Pennsylvania Skill Games Ruling Appealed to State Supreme Court


Posted on: January 4, 2024, 09:43h. 

Last updated on: January 4, 2024, 10:08h.

Last month’s landmark ruling that provided legal footing for Pennsylvania skill games has been appealed to the state’s Supreme Court.

Pennsylvania skill games casino gambling
A tobacco shop in Muncy, Pa., advertises Pennsylvania Skill machines. The machines gained a major legal victory in December, but their legality is being further contested by Pennsylvania Attorney General Michelle Henry. (Image: Smokers Square)

In December, a Commonwealth Court affirmed a ruling from the Dauphin County Court of Common Pleas that ordered several machines branded Pennsylvania Skill seized by state law enforcement to be returned to the host business. The ruling determined that skill gaming doesn’t constitute illegal gambling and, therefore, the Pennsylvania State Police had no legal right to confiscate the machines.

Commonwealth and county judges concluded that simply because a machine “involves a large element of chance” does not predetermine the device to be a gambling apparatus. Proponents of the terminals that have flooded restaurants and bars throughout the state argue there’s a considerable skill element to the gameplay because players must identify winning payline combinations in a limited amount of time.

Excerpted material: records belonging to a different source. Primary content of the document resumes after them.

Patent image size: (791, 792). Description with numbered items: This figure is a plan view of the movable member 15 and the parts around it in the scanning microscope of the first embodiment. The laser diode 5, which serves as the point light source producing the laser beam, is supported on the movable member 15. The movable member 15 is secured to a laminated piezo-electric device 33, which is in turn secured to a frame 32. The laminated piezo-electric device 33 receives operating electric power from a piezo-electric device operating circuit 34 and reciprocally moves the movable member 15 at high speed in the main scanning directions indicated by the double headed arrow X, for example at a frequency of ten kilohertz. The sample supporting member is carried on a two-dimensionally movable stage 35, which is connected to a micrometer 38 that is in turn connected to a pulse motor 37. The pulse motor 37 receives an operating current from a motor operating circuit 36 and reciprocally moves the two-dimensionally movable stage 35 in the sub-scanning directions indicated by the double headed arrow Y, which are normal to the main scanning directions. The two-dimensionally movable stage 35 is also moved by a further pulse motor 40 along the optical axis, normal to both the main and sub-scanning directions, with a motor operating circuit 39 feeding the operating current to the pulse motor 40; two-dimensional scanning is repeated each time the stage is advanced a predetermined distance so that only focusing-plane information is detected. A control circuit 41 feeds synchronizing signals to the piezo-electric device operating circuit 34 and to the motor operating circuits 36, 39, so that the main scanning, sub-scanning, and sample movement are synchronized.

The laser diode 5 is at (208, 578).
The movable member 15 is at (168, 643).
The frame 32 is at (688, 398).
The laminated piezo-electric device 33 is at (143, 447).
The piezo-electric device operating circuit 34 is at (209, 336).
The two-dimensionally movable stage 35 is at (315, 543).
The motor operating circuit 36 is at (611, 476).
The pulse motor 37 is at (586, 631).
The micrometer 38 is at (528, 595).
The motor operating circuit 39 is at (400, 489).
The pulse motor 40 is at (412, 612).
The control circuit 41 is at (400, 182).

It’s a landmark decision of indisputable statewide application,” declared Matthew Haverstick, attorney for Pace-O-Matic (POM), the industry leader in Pennsylvania. “These games are legal.”

Pennsylvania Skill games, which are also found in retail stores, gas stations, and grocery stores, are run by software produced by Georgia-based POM. The machines are assembled in Pennsylvania by Miele Manufacturing.

Appeal Made

Immediately after the Commonwealth Court’s unanimous 7-0 ruling finding that skill games don’t violate the state’s Gaming Act, Pennsylvania Attorney General Michelle Henry said she would appeal the case to the state’s highest court. Many of the state’s 17 land-based casinos said they’d also ask the Pennsylvania Supreme Court to review the matter.

A regulated slot machine delivers more than half of its net proceeds to the state in the form of taxes. A skill machine generates no state or local tax benefit. Casino slots are also regulated for fair play, something skill games are not.

In her appeal, Henry says the court’s rulings present dangerous consequences for consumers and the state’s gaming industry, which is one of the richest along with Nevada and New Jersey.

“Under this Court’s precedent, if it acts like a slot machine and operates like a slot machine, it’s a slot machine. The Commonwealth accordingly seeks review,” Henry pleaded.

Casino Submit Commentary

The casinos claim the unregulated and untaxed skill games are poaching business from their gaming floors. They contest that many players who would otherwise visit their casinos to gamble are finding gaming machines closer to home in their corner bar or local convenience store.

The Commonwealth Court’s ruling opens the floodgates for unlicensed, unregulated, unlawful slot machines to dominate Pennsylvania’s gaming landscape in a manner the General Assembly sought to prevent. Under the guise of constituting so-called ‘skill’ games — when they are anything but — the Commonwealth Court allowed the POM machines to skirt the Crimes Code to effectively displace legal, taxed, highly-regulated gaming across Pennsylvania,” attorneys representing 11 of the state’s 17 physical casinos wrote in submitted testimony.

Several casinos in recent years have petitioned the Pennsylvania Gaming Control Board to reduce their number of slot machines. The casinos say demand has waned partly because of the skill games.

Harrah’s Philadelphia, for example, removed 563 slots in 2021.